O Diabo está nos detalhes

Embora tome tempo consultar mais de 200 relatórios do NTSB ( há alguns acidentes que tiveram causas mecânicas e precisaram ser excluídos), fazer isto lhe dá uma ótima ideia de como esses acidentes estão acontecendo. Como mencionei antes, uma tendência notável em décadas anteriores era de um surpreendente número de pilotos sem habilitação por instrumentos preenchendo e voando planos de voo IFR, e acabando como estatística de acidente. Até o fim do século, estes acidentes tinham praticamente desaparecido. A falha em se consultar uma boa previsão meteorológica é mais difícil de se detectar com o aumento dos novos meios de acesso, muitos dos quais não registram estas consultas. Porém, em muitos casos foi possível determinar através de conversas com amigos, familiares e circunstantes, ou por outras ações, que o piloto estava ciente da meteorologia. Assim, o mencionado um terço daqueles acidentes envolvendo falha em se preparar adequadamente para o voo inclui apenas aqueles que realmente desconsideraram a necessidade de consultar a meteorologia, significando que não há nenhum registro ou outra evidência de que tomaram conhecimento da previsão do tempo.

Falando em desconsiderar, há algo que notei nos relatórios. Parece haver uma tendência de pilotos sem qualificação IFR decolando em condições IMC sem plano de voo, apesar de outros pilotos, amigos, familiares ou funcionários do aeroporto recomendarem enfaticamente que não o fizessem. Nestes casos, sabemos que o piloto estava bem ciente dos riscos. Em um caso que envolveu um avião que tinha vários proprietários, um dos proprietários, sem qualificação para voo por instrumentos, pediu conselho a um outro proprietário que tinha CHT de IFR quanto ao voo. O proprietário que era qualificado para voo por instrumentos revisou o planejamento e a meteorologia e disse que aquele voo não poderia ser conduzido em regras de voo visual. Infelizmente, ele estava certo e o outro piloto acabou se acidentando.

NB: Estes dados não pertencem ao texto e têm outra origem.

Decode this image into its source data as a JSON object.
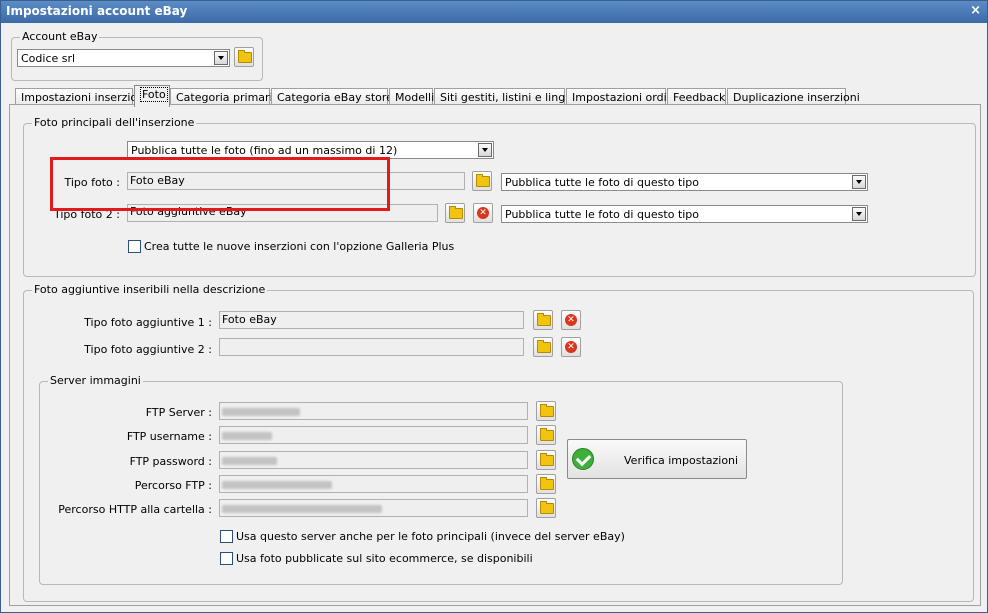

Em outro caso, um técnico em manutenção aeronáutica que tinha recém completado reparos na aeronave recomendou enfaticamente ao piloto que deixasse para decolar mais tarde, dado que o aeródromo estava em condições IMC. O piloto declinou do conselho e desapareceu nas nuvens logo após a decolagem, com resultados fatais poucos minutos depois. Estes não são casos onde havia uma chance de se permanecer abaixo das nuvens ou de se confundir quanto às condições. Não fui a fundo o bastante para quantificar se se trata de alguns pontos fora da curva com aparência de tendência ou outra coisa completamente diferente, mas estarei examinando melhor no futuro.

Na dúvida

Então, como resolver estes problemas? A primeira ação corretiva seria aprimorar sua habilidade em analisar a informação meteorológica. Revise o checklist desenvolvido por Jeff Arnold no artigo “Building Confidence with the Conditions” (“Aumentando a Confiança com as Condições”) para mais informação sobre como se informar da meteorologia.

Mas em termos mais gerais, você precisa enfatizar o uso da previsão do tempo e fazer dela mais do que apenas um ritual pré-voo. Embora possam haver exceções, a grande maioria das situações de mau tempo que se provaram fatais em muitos casos constavam das previsões meteorológicas antes da decolagem. Um passo que pode ajudar é criar um diário meteorológico. Este é um método de se registrar o conteúdo da sua previsão meteorológica em um formato fácil de consultar. Ao dividir a condição de tempo em categorias, você se força a considerá-la com mais atenção do que se você apenas ler as informações. Você também estará criando um registro das condições que você julgou aceitáveis para decolar, para ter algo para comparar se você depois encontrar condições imprevistas. Outra solução é usar de várias fontes para sua tomada de decisão.

É crucial planejar o voo em condições meteorológicas desfavoráveis com o respeito que ele merece, porque quando as coisas saem errado, ele pode facilmente se tornar fatal .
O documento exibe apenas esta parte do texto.